TUESDAY 3 DECEMBER
Professor of Anthropology, Center for a Public Anthropology, Hawaii Pacific University
Ensuring Anthropology Matters – To Others
Would you concur that, perhaps, all is not well today with cultural/social anthropology? On the one hand, there is considerable pressure for accountability from those beyond the field who fund its research. They want to know how their money is being spent. Given most anthropology publications are hard for laymen to understand and administrators are unsure how to measure public benefit, administrators lean, perhaps by default, toward metrics for framing accountability – the more publications the better. On the other hand, the field has certain problematic dynamics. With its focus on individual, independent fieldwork and specialization, it is unclear whether the field’s constant research and publications are producing more knowledge – defined in terms of trustworthy information one can rely on above and beyond individual knowledge claims of veracity. Moreover, few talk across their specialized niches to address broader problems – within the field or within the broader society.
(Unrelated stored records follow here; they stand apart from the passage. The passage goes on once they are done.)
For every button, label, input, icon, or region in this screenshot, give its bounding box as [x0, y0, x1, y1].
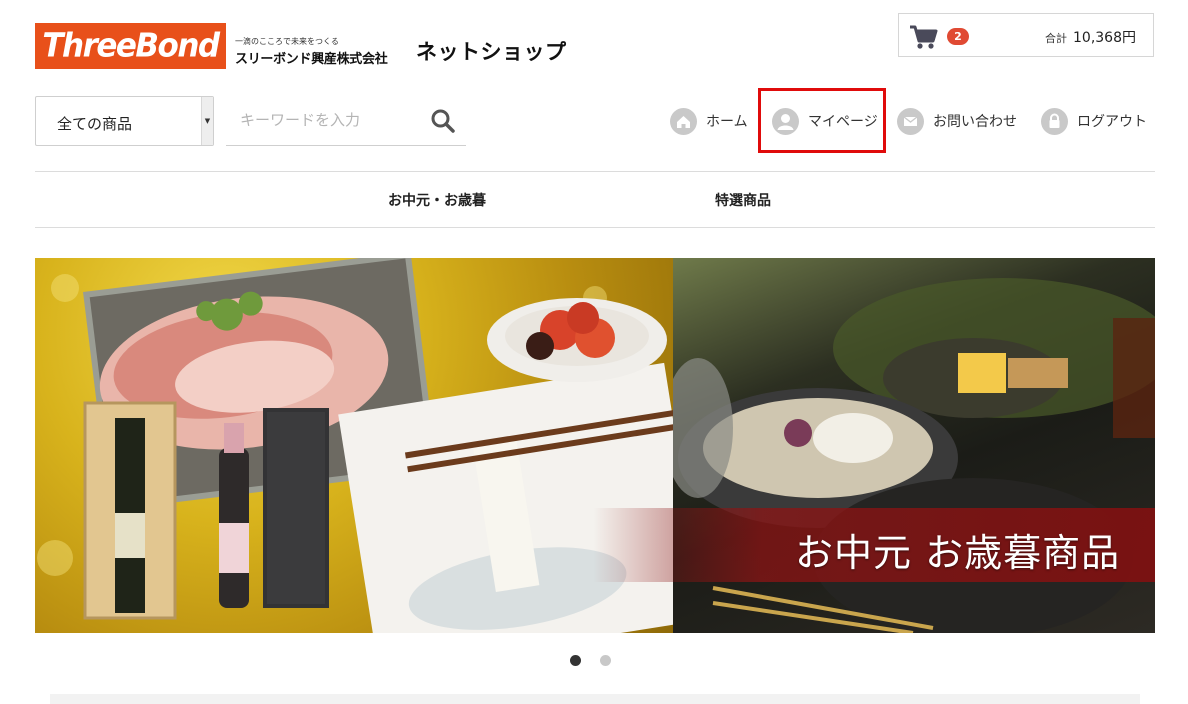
nav-home[interactable]: ホーム [670, 107, 748, 135]
category-select-value: 全ての商品 [57, 115, 133, 133]
nav-contact[interactable]: お問い合わせ [897, 107, 1017, 135]
cart-summary[interactable]: 2 合計 10,368円 [898, 13, 1154, 57]
banner-gift-collage-image [35, 258, 705, 633]
nav-logout-label: ログアウト [1077, 114, 1147, 130]
nav-contact-label: お問い合わせ [933, 114, 1017, 130]
company-name: スリーボンド興産株式会社 [235, 52, 388, 67]
home-icon [670, 107, 697, 135]
cart-count-badge: 2 [947, 28, 969, 45]
company-block: 一滴のこころで未来をつくる スリーボンド興産株式会社 [235, 36, 388, 67]
cart-total-label: 合計 [1045, 32, 1067, 45]
carousel-dot-active[interactable] [570, 655, 581, 666]
category-select[interactable]: 全ての商品 ▼ [35, 96, 214, 146]
search-icon[interactable] [430, 108, 456, 134]
chevron-down-icon: ▼ [201, 97, 213, 145]
search-input[interactable] [226, 96, 426, 144]
cart-icon [910, 25, 938, 49]
category-link-ochugen-oseibo[interactable]: お中元・お歳暮 [388, 190, 486, 210]
threebond-logo[interactable]: ThreeBond [35, 23, 226, 69]
divider [35, 227, 1155, 228]
nav-home-label: ホーム [706, 114, 748, 130]
banner-caption: お中元 お歳暮商品 [795, 531, 1121, 575]
search-field [226, 96, 466, 146]
carousel-dot[interactable] [600, 655, 611, 666]
nav-logout[interactable]: ログアウト [1041, 107, 1147, 135]
hero-banner[interactable]: お中元 お歳暮商品 [35, 258, 1155, 633]
category-link-special[interactable]: 特選商品 [715, 190, 771, 210]
mail-icon [897, 107, 924, 135]
lock-icon [1041, 107, 1068, 135]
divider [35, 171, 1155, 172]
content-strip [50, 694, 1140, 704]
logo-text: ThreeBond [42, 27, 220, 65]
cart-total-value: 10,368円 [1073, 30, 1136, 46]
shop-title: ネットショップ [416, 40, 567, 64]
company-tagline: 一滴のこころで未来をつくる [235, 37, 339, 46]
mypage-highlight-box [758, 88, 886, 153]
By repeatedly publishing material of limited value to those beyond the field, anthropologists may be perpetuating their own marginalization. In protecting their intellectual purity from others (in Mary Douglas’ terms), anthropologists are making themselves more vulnerable to the demands of those outside the field. Anthropology is losing its ability to chart its own fate.
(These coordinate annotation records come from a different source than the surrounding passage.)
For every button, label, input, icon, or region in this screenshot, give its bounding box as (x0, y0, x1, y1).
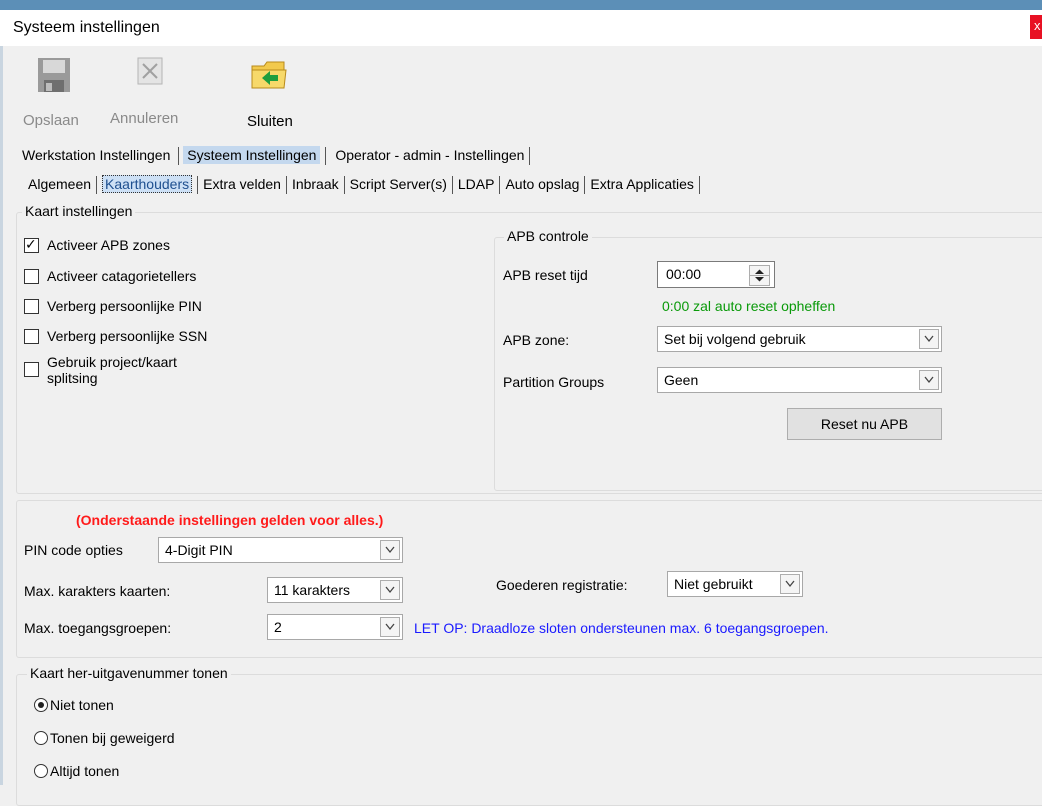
checkbox-category-counters[interactable] (24, 269, 39, 284)
max-chars-select[interactable]: 11 karakters (267, 577, 403, 603)
tab-extra-applicaties[interactable]: Extra Applicaties (590, 176, 694, 192)
tab-systeem[interactable]: Systeem Instellingen (183, 146, 321, 164)
cancel-icon[interactable] (137, 57, 163, 85)
goods-registration-label: Goederen registratie: (496, 577, 628, 593)
window-title: Systeem instellingen (13, 19, 160, 36)
radio-niet-tonen-label: Niet tonen (50, 697, 114, 713)
checkbox-project-split-label: Gebruik project/kaart splitsing (47, 354, 177, 386)
goods-registration-select[interactable]: Niet gebruikt (667, 571, 803, 597)
checkbox-project-split[interactable] (24, 362, 39, 377)
reset-apb-button[interactable]: Reset nu APB (787, 408, 942, 440)
tab-script-servers[interactable]: Script Server(s) (350, 176, 447, 192)
max-chars-label: Max. karakters kaarten: (24, 583, 171, 599)
time-spinner-icon[interactable] (749, 265, 770, 286)
apb-reset-time-value: 00:00 (666, 266, 702, 282)
tab-extra-velden[interactable]: Extra velden (203, 176, 281, 192)
chevron-down-icon[interactable] (780, 574, 800, 594)
chevron-down-icon[interactable] (380, 580, 400, 600)
radio-tonen-bij-geweigerd-label: Tonen bij geweigerd (50, 730, 175, 746)
checkbox-category-counters-label: Activeer catagorietellers (47, 268, 197, 284)
apb-reset-hint: 0:00 zal auto reset opheffen (662, 298, 836, 314)
apb-reset-time-input[interactable]: 00:00 (657, 261, 775, 288)
checkbox-hide-ssn[interactable] (24, 329, 39, 344)
tab-operator[interactable]: Operator - admin - Instellingen (335, 147, 524, 163)
close-button-label[interactable]: Sluiten (247, 113, 293, 130)
max-groups-label: Max. toegangsgroepen: (24, 620, 172, 636)
tab-auto-opslag[interactable]: Auto opslag (505, 176, 579, 192)
checkbox-hide-ssn-label: Verberg persoonlijke SSN (47, 328, 208, 344)
window-left-border (0, 46, 3, 785)
checkbox-hide-pin[interactable] (24, 299, 39, 314)
chevron-down-icon[interactable] (380, 617, 400, 637)
radio-niet-tonen[interactable] (34, 698, 48, 712)
close-window-button[interactable]: x (1030, 15, 1042, 39)
max-chars-value: 11 karakters (274, 582, 350, 598)
tab-werkstation[interactable]: Werkstation Instellingen (22, 147, 170, 163)
chevron-down-icon[interactable] (919, 370, 939, 390)
radio-altijd-tonen-label: Altijd tonen (50, 763, 120, 779)
sub-tab-strip: Algemeen Kaarthouders Extra velden Inbraak S… (28, 175, 705, 195)
apb-reset-time-label: APB reset tijd (503, 267, 588, 283)
pin-options-select[interactable]: 4-Digit PIN (158, 537, 403, 563)
folder-exit-icon[interactable] (250, 58, 288, 92)
global-warning: (Onderstaande instellingen gelden voor a… (76, 512, 384, 528)
checkbox-hide-pin-label: Verberg persoonlijke PIN (47, 298, 202, 314)
chevron-down-icon[interactable] (919, 329, 939, 349)
radio-tonen-bij-geweigerd[interactable] (34, 731, 48, 745)
save-icon[interactable] (36, 56, 72, 94)
save-button-label[interactable]: Opslaan (23, 112, 79, 129)
tab-inbraak[interactable]: Inbraak (292, 176, 339, 192)
pin-options-label: PIN code opties (24, 542, 123, 558)
wireless-locks-note: LET OP: Draadloze sloten ondersteunen ma… (414, 620, 829, 636)
partition-groups-value: Geen (664, 372, 699, 388)
card-settings-legend: Kaart instellingen (22, 203, 136, 219)
radio-altijd-tonen[interactable] (34, 764, 48, 778)
main-tab-strip: Werkstation Instellingen Systeem Instell… (22, 146, 535, 166)
max-groups-value: 2 (274, 619, 282, 635)
tab-kaarthouders[interactable]: Kaarthouders (102, 175, 193, 193)
checkbox-apb-zones-label: Activeer APB zones (47, 237, 170, 253)
apb-control-legend: APB controle (504, 228, 592, 244)
pin-options-value: 4-Digit PIN (165, 542, 233, 558)
partition-groups-select[interactable]: Geen (657, 367, 942, 393)
cancel-button-label[interactable]: Annuleren (110, 110, 178, 127)
apb-zone-label: APB zone: (503, 332, 570, 348)
goods-registration-value: Niet gebruikt (674, 576, 753, 592)
chevron-down-icon[interactable] (380, 540, 400, 560)
tab-ldap[interactable]: LDAP (458, 176, 495, 192)
reissue-legend: Kaart her-uitgavenummer tonen (27, 665, 231, 681)
tab-algemeen[interactable]: Algemeen (28, 176, 91, 192)
window-top-strip (0, 0, 1042, 10)
apb-zone-select[interactable]: Set bij volgend gebruik (657, 326, 942, 352)
max-groups-select[interactable]: 2 (267, 614, 403, 640)
checkbox-apb-zones[interactable] (24, 236, 39, 253)
partition-groups-label: Partition Groups (503, 374, 605, 390)
apb-zone-value: Set bij volgend gebruik (664, 331, 806, 347)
Is there a way out? Perhaps. But it involves changing the way anthropologists operate – moving beyond the appearance of benefiting others to being able to offer something more substantive that will raise the field’s public value and thereby reduce the drumbeat for publications that few non-anthropologists read and value. That is what this talk is about: ensuring anthropology matters to others.
WEDNESDAY 4 DECEMBER
Institute of Economic Growth, Delhi
Attitude! Doing Anthropology in a Utilitarian World
“But what use is it?” ask my engineer and banker cousins. “It’s all very interesting…” trails off the voice of my economist colleague. “I hope you will write a report that we can send to the press,” says my activist friend. What do others expect of anthropologists and what do we expect of ourselves? How are these expectations met, repudiated and negotiated? I shall reflect on these questions from my position as an India-based practitioner who must contend with the legacies of colonial epistemologies and postcolonial imperatives in an increasingly neoliberal academy and Hindu-supremacist nation-state. I shall argue that the value of critical humanism that is central to anthropology is more vital than ever; the challenge is to uphold it in ways that include and reach beyond the academy.